On Friday, Microsoft Corporation (NASDAQ:MSFT) shares edged higher 2.5% after announcing plans to raise Microsoft 365 subscription rates for the first time. The company is raising the monthly subscription price for Microsoft 365 Business Basic from $5.00 to $6.00 while the premium version will now cost users $22 per month, up from $20. The company also raised prices across all Microsoft Office 365 E series.
Microsoft said new prices will take effect from 1st March 2022 globally.
These increases will apply globally with local market adjustments for certain regions. There are no changes to pricing for education and consumer products at this time.
Several analysts raised their MSFT price targets after the announcement, citing the price hike as a major catalyst for growth.

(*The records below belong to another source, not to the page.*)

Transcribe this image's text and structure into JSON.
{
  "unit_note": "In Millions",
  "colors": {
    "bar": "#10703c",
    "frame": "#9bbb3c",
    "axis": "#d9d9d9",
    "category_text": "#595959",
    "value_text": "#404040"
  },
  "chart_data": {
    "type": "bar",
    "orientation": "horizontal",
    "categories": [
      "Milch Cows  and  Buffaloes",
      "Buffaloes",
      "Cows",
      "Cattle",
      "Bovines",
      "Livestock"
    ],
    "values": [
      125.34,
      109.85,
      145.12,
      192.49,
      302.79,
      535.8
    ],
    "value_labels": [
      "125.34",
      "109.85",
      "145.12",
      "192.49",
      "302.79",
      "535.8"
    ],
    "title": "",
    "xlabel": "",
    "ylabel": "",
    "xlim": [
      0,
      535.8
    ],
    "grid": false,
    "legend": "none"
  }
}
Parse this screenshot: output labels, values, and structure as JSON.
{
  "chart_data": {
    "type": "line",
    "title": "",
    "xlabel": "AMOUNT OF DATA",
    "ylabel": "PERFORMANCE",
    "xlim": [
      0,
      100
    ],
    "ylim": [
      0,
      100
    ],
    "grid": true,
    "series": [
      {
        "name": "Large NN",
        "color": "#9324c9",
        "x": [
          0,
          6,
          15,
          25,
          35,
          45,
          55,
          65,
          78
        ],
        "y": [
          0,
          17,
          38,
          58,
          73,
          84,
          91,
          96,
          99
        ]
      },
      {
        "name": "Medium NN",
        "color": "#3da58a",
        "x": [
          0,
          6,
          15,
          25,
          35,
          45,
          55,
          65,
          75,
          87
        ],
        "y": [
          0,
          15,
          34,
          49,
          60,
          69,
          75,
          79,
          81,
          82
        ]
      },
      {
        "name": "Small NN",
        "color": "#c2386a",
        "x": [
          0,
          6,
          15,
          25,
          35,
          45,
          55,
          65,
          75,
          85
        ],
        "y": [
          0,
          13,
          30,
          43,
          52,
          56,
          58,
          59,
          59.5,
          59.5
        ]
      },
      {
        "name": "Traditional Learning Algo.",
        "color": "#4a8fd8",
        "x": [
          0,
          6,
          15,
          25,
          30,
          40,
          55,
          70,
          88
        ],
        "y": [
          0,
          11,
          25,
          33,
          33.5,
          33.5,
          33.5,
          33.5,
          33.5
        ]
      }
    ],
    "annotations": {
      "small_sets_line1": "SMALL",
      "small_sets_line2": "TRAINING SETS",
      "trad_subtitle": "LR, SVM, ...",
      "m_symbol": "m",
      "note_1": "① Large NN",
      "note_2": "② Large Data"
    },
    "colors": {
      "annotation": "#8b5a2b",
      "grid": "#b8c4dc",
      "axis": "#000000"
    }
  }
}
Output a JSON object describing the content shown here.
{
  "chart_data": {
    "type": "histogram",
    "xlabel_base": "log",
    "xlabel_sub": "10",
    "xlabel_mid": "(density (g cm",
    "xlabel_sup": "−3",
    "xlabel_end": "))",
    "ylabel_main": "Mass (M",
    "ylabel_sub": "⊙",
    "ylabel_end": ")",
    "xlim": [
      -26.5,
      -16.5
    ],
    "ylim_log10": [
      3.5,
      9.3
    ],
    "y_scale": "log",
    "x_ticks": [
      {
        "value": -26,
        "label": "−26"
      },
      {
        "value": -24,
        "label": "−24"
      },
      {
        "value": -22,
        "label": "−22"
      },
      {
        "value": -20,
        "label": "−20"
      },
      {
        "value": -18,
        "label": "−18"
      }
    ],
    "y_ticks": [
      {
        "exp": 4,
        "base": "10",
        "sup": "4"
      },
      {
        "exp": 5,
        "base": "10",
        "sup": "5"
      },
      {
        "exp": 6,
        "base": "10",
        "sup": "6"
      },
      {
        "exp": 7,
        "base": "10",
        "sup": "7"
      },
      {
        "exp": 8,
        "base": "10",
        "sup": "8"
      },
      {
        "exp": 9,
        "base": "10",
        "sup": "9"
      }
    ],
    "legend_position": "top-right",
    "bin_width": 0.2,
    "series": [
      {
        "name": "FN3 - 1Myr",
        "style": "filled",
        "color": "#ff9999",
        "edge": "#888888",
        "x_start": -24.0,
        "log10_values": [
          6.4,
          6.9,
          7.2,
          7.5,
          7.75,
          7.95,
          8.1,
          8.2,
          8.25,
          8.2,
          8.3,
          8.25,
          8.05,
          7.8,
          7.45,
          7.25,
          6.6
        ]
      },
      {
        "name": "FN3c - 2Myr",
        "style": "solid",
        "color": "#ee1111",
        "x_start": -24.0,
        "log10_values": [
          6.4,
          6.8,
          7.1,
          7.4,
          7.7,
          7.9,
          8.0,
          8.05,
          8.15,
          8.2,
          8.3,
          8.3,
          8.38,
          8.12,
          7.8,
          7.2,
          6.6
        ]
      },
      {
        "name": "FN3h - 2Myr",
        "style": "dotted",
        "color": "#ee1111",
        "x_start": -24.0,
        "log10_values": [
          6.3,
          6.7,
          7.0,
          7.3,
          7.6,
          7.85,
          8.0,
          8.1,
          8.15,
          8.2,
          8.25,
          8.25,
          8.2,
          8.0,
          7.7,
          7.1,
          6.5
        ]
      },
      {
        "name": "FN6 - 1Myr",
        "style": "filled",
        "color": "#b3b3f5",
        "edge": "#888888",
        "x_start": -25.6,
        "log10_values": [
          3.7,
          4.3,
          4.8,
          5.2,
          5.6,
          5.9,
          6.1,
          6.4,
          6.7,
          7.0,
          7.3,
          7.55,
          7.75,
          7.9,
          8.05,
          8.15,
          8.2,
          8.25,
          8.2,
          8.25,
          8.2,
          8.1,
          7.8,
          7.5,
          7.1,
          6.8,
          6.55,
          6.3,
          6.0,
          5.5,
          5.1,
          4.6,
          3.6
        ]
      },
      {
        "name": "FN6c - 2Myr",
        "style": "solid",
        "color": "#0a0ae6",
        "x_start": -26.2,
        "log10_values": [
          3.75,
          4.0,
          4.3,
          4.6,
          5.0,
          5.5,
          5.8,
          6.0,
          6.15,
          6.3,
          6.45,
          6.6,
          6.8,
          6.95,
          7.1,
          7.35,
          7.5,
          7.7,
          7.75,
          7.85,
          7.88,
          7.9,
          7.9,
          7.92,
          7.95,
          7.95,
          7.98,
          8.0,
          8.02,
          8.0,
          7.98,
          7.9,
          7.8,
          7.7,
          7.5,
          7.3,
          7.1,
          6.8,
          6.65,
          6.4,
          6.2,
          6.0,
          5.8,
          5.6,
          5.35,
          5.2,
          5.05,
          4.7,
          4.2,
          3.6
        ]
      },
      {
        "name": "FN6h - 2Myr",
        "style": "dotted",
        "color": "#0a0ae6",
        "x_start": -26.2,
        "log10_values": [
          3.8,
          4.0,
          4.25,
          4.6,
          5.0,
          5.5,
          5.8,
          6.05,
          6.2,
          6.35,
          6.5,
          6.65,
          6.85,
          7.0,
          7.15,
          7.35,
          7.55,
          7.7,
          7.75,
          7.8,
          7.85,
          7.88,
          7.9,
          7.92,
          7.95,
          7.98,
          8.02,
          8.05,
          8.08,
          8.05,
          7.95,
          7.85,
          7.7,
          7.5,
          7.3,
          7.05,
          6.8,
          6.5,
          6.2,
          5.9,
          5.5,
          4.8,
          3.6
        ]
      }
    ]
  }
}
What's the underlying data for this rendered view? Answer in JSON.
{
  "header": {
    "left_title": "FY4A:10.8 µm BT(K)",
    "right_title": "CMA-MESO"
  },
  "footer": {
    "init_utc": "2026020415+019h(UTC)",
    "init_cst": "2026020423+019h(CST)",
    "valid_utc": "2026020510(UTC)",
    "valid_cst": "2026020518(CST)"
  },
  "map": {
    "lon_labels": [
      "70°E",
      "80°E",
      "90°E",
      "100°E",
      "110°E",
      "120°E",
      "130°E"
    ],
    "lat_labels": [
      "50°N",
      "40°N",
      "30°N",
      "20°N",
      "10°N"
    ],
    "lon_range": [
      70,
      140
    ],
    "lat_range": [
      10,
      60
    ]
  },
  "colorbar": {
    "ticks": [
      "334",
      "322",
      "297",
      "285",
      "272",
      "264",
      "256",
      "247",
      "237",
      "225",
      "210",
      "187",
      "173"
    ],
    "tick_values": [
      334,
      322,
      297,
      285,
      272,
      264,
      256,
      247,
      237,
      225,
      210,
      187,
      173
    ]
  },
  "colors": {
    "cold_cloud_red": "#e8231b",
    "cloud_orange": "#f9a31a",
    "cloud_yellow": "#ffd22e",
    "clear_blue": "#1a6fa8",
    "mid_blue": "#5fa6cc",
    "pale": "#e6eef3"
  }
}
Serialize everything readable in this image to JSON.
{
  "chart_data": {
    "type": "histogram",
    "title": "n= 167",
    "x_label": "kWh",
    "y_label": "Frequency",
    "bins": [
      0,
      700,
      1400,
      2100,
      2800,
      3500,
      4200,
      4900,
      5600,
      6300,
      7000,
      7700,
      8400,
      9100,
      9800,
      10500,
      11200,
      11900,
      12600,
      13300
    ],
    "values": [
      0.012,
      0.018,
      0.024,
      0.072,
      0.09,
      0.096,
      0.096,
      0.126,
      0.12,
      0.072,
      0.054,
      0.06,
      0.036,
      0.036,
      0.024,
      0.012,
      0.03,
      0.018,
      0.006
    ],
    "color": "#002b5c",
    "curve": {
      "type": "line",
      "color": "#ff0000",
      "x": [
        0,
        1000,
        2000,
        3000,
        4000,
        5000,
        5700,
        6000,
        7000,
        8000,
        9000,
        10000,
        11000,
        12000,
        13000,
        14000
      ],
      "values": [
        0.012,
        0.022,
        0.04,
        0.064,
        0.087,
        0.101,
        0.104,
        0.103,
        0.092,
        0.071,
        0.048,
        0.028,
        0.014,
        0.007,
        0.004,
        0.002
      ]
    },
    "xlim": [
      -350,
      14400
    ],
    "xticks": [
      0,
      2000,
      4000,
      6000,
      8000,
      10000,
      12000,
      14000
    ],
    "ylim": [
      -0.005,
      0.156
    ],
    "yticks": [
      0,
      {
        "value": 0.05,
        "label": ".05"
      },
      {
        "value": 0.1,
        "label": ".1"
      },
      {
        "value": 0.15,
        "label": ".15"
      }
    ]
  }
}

Is Microsoft stock a buy in Q3 2021?From a valuation perspective, Microsoft shares seem reasonably valued at the current trailing 12-month P/E ratio of 37.79. Furthermore, the company’s forward P/E ratio of 29.66, indicates room for more upward movement amid solid earnings growth.
Analysts expect Microsoft EPS to grow by 39.70% this year and at an average annual rate of 15.25% over the next five years, making the stock attractive to growth investors. Therefore, although Microsoft shares are up nearly 40% this year, there is room for more gains.
Source – TradingView Technical overview: Microsoft stock price predictions for Q3 2021Technically, Microsoft shares seem to have recently broken out of an ascending channel formation in the intraday chart. As a result, the stock is now trading in overbought conditions of the 14-day RSI. Therefore, a short-term pullback could be on the horizon.
However, following the company’s Office 365 price hike, the stock has a solid catalyst to push the price higher. As such, investors can target extended gains at approximately $314.94 or higher at $327.10. On the other hand, those targeting potential pullbacks can target profits at the support levels at $293.95 and $282.09.
Bottom line: the case for buying Microsoft shares nowIn summary, although Microsoft shares are up nearly 40% this year, its prospective earnings growth presents an attractive proposition to buy.
Furthermore, the panned Office 365 price hike boosts long-term revenue and earnings potential, making the stock attractive to growth investors. As a result, it may not be too late to buy MSFT shares.